Wie exportiere ich die Analyseergebnisse aus SpaceSniffer als Bericht oder Datei?
- Einführung
- Exportfunktion in SpaceSniffer
- Speichern eines Snapshots
- Export als Textdatei
- Speichern als Bild
- Fazit
Einführung
SpaceSniffer ist ein praktisches Tool zur Analyse der Festplattenbelegung, das eine visuelle Darstellung der Dateistruktur in Form eines sogenannten Treemaps bietet. Viele Nutzer möchten die gewonnenen Analyseergebnisse nicht nur direkt im Programm betrachten, sondern diese auch als Bericht oder Datei speichern, um sie zu archivieren, zu teilen oder weiterzuverarbeiten. Leider bietet SpaceSniffer keine klassische Exportfunktion in Form eines Berichts oder einer Datei im herkömmlichen Sinn an, wie man es vielleicht von anderen Tools gewohnt ist. Dennoch gibt es Möglichkeiten, die Analyseergebnisse zu exportieren.

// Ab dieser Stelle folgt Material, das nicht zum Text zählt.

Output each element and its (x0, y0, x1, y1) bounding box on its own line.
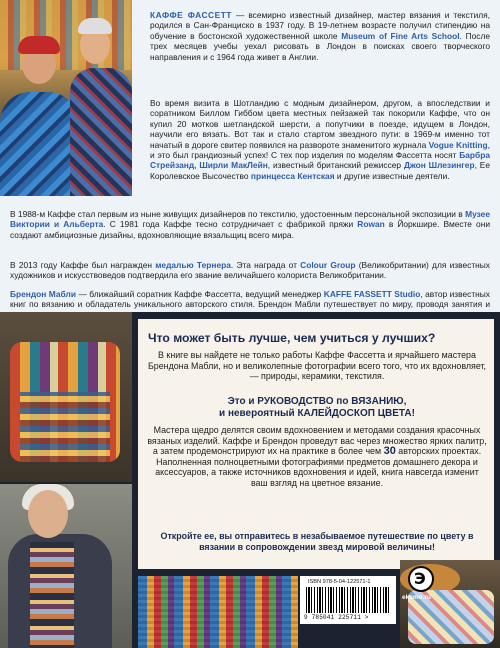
striped-scarf (30, 542, 74, 648)
promo-paragraph-details (146, 425, 488, 489)
director-name: Джон Шлезингер (403, 160, 475, 171)
publisher-site: eksmo.ru (402, 594, 431, 601)
eksmo-logo-letter: Э (414, 569, 426, 588)
left-photo-column (0, 312, 132, 648)
bio-text: . С 1981 года Каффе тесно сотрудничает с фабрикой пряжи (103, 219, 358, 230)
knitted-chair-photo (0, 312, 132, 482)
celebrity-names: Барбра Стрейзанд, Ширли МакЛейн (150, 150, 490, 171)
photo-person2-body (70, 68, 132, 196)
bio-text: . Эта награда от (230, 260, 301, 270)
bio-text: , Ее Королевское Высочество (150, 160, 490, 181)
bio-paragraph-kaffe (150, 10, 490, 62)
museum-name: Музее Виктории и Альберта (10, 209, 490, 230)
promo-closing: Откройте ее, вы отправитесь в незабываемое путешествие по цвету в вязании в сопровождении звезд мировой величины! (160, 531, 474, 552)
bio-text: в Йоркшире. Вместе они создают амбициозные дизайны, вдохновляющие вязальщиц всего мира. (10, 219, 491, 240)
yarn-company-name: Rowan (357, 219, 385, 230)
photo-person1-body (0, 92, 78, 196)
photo-person1-hat (18, 36, 60, 54)
model-face (28, 490, 68, 538)
bio-text: , и это был грандиозный успех! С тех пор изделия по моделям Фассетта носят (150, 139, 490, 161)
isbn-text: ISBN 978-5-04-122571-1 (308, 579, 371, 585)
promo-text: Мастера щедро делятся своим вдохновением и методами создания красочных вязаных изделий. Каффе и Брендон проведут вас через множество ярких палитр, а затем продемонстрируют их на практике в более чем (147, 425, 487, 457)
bio-text: , известный британский режиссер (267, 160, 404, 171)
bio-text: — всемирно известный дизайнер, мастер вязания и текстиля, родился в Сан-Франциско в 1937 году. В 19-летнем возрасте получил стипендию на обучение в бостонской художественной школе (150, 10, 491, 41)
knitted-blanket (20, 392, 110, 462)
bio-text: , автор известных книг по вязанию и обладатель уникального авторского стиля. Брендон Мабли путешествует по миру, проводя занятия и (10, 289, 490, 310)
bio-paragraph-museum (10, 209, 490, 240)
promo-slogan (146, 396, 488, 420)
projects-count: 30 (383, 445, 396, 458)
authors-photo (0, 0, 132, 196)
promo-paragraph-intro: В книге вы найдете не только работы Каффе Фассетта и ярчайшего мастера Брендона Мабли, но и великолепные фотографии всего того, что их вдохновляет, — природы, керамики, текстиля. (147, 350, 487, 382)
author-name-kaffe: КАФФЕ ФАССЕТТ (150, 10, 232, 20)
princess-name: принцесса Кентская (250, 170, 335, 181)
photo-person2-hair (78, 18, 112, 34)
bio-paragraph-award (10, 260, 490, 281)
author-name-brandon: Брендон Мабли (10, 289, 76, 299)
bio-text: (Великобритании) для известных художников и искусствоведов подтвердила его звание величайшего колориста Великобритании. (10, 260, 490, 281)
slogan-line-1: Это и РУКОВОДСТВО по ВЯЗАНИЮ, (227, 396, 407, 407)
school-name: Museum of Fine Arts School (341, 30, 460, 41)
bio-text: В 1988-м Каффе стал первым из ныне живущих дизайнеров по текстилю, удостоенным персональной экспозиции в (10, 209, 466, 219)
promo-text: авторских проектах. Наполненная полноцветными фотографиями предметов домашнего декора и аксессуаров, а также источников вдохновения и идей, книга навсегда изменит ваш взгляд на цветное вязание. (155, 446, 482, 488)
slogan-line-2: и невероятный КАЛЕЙДОСКОП ЦВЕТА! (219, 408, 415, 419)
photo-background-wall (0, 0, 132, 70)
organization-name: Colour Group (300, 260, 356, 270)
barcode-digits: 9 785041 225711 > (304, 614, 369, 621)
bio-text: В 2013 году Каффе был награжден (10, 260, 156, 270)
studio-name: KAFFE FASSETT Studio (323, 289, 421, 299)
bio-text: — ближайший соратник Каффе Фассетта, ведущий менеджер (75, 289, 324, 299)
bio-text: и другие известные деятели. (334, 170, 450, 181)
bio-text: Во время визита в Шотландию с модным дизайнером, другом, а впоследствии и соратником Биллом Гиббом цвета местных пейзажей так покорили Каффе, что он купил 20 мотков шетландской шерсти, а попутчики в поезде, идущем в Лондон, научили его вязать. Вот так и стало стартом звездного пути: в 1969-м именно тот начатый в дороге свитер появился на развороте знаменитого журнала (150, 98, 490, 150)
barcode-bars (306, 587, 390, 613)
magazine-name: Vogue Knitting (428, 139, 488, 150)
publisher-logo (400, 560, 440, 604)
knitted-fabric-photo (138, 576, 298, 648)
model-scarf-photo (0, 484, 132, 648)
bio-paragraph-scotland (150, 98, 490, 181)
award-name: медалью Тернера (155, 260, 231, 270)
promo-question-heading: Что может быть лучше, чем учиться у лучших? (148, 331, 436, 345)
bio-text: . После трех месяцев учебы уехал рисовать в Лондон в поисках своего творческого направления и с 1964 года живет в Англии. (150, 30, 490, 62)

Exportfunktion in SpaceSniffer
SpaceSniffer ermöglicht es, die Analyseergebnisse in eine XML-Datei zu speichern. Diese XML-Datei enthält detaillierte Informationen über die Analyse, inklusive Ordner- und Dateistrukturen sowie deren Größenangaben. Das Speichern dieser Datei erfolgt über die Menüoption Scan und dort über Save Snapshot. Diese Funktion legt eine Snapshot-Datei mit der Endung *.SNP an, welche im XML-Format vorliegt und später wieder in SpaceSniffer geladen werden kann, um die Analyse erneut anzusehen.
Speichern eines Snapshots
Nachdem Sie Ihre Laufwerksanalyse abgeschlossen haben, klicken Sie im oberen Menü auf Scan. Im Dropdown-Menü wählen Sie Save Snapshot. Hier können Sie einen Speicherort auswählen und der Datei einen passenden Namen geben. Das gespeicherte Snapshot-File ist anschließend eine XML-basierte Datei, die alle gescannten Daten enthält. Beachten Sie, dass es sich damit um einen internen Speicherungsmechanismus handelt, der primär für die spätere Wiederaufnahme des Analysezustands gedacht ist und nicht als formaler Bericht.
Export als Textdatei
Eine weitere Möglichkeit, Ergebnisse aus SpaceSniffer zu exportieren, ist der Export als reine Textdatei. Dazu können Sie über das Menü Options die Ansicht der Elemente anpassen und dann per Ctrl + A den gesamten Inhalt der Anzeigetabelle markieren. Anschließend kopieren Sie die markierten Daten mit Ctrl + C und fügen diese in einen beliebigen Texteditor, wie z. B. Notepad, ein. Danach können Sie die Datei als Textdokument speichern. Dieser Weg ist allerdings auf die tabellarische Ansicht beschränkt und umfasst keine grafische Treemap-Darstellung der Ergebnisse.
Speichern als Bild
Da SpaceSniffer auf eine visuelle Darstellung setzt, ist eine weitere sinnvolle Exportmöglichkeit das Sichern eines Screenshots. Direkt im Programm gibt es in der Menüleiste die Option Save Bitmap, mit der Sie die aktuelle Ansicht als Bilddatei (PNG) speichern können. So können Sie die grafische Visualisierung der belegten Speicherbereiche in Bildform erhalten, was besonders nützlich ist, wenn Sie die Ergebnisse präsentieren oder archivieren möchten. Allerdings enthält diese Bilddatei keine durchsuchbaren oder filterbaren Daten, sondern nur die visuelle Darstellung.
Fazit
SpaceSniffer bietet keine deskriptive Exportfunktion für vollumfängliche Berichte in PDF- oder anderen standardisierten Formaten. Die gespeicherten Snapshot-Dateien im XML-Format dienen zur Wiederaufnahme der Analysen. Für textbasierte Berichte muss man die Daten manuell aus der Ansicht kopieren und in eine Textdatei übernehmen. Für die visuelle Dokumentation empfiehlt sich das Speichern eines Bitmap-Bildes. Wer detaillierte exportierbare Berichte benötigt, könnte zusätzliche Tools oder konvertierende Software verwenden, welche die XML-Snapshot-Dateien weiterverarbeiten.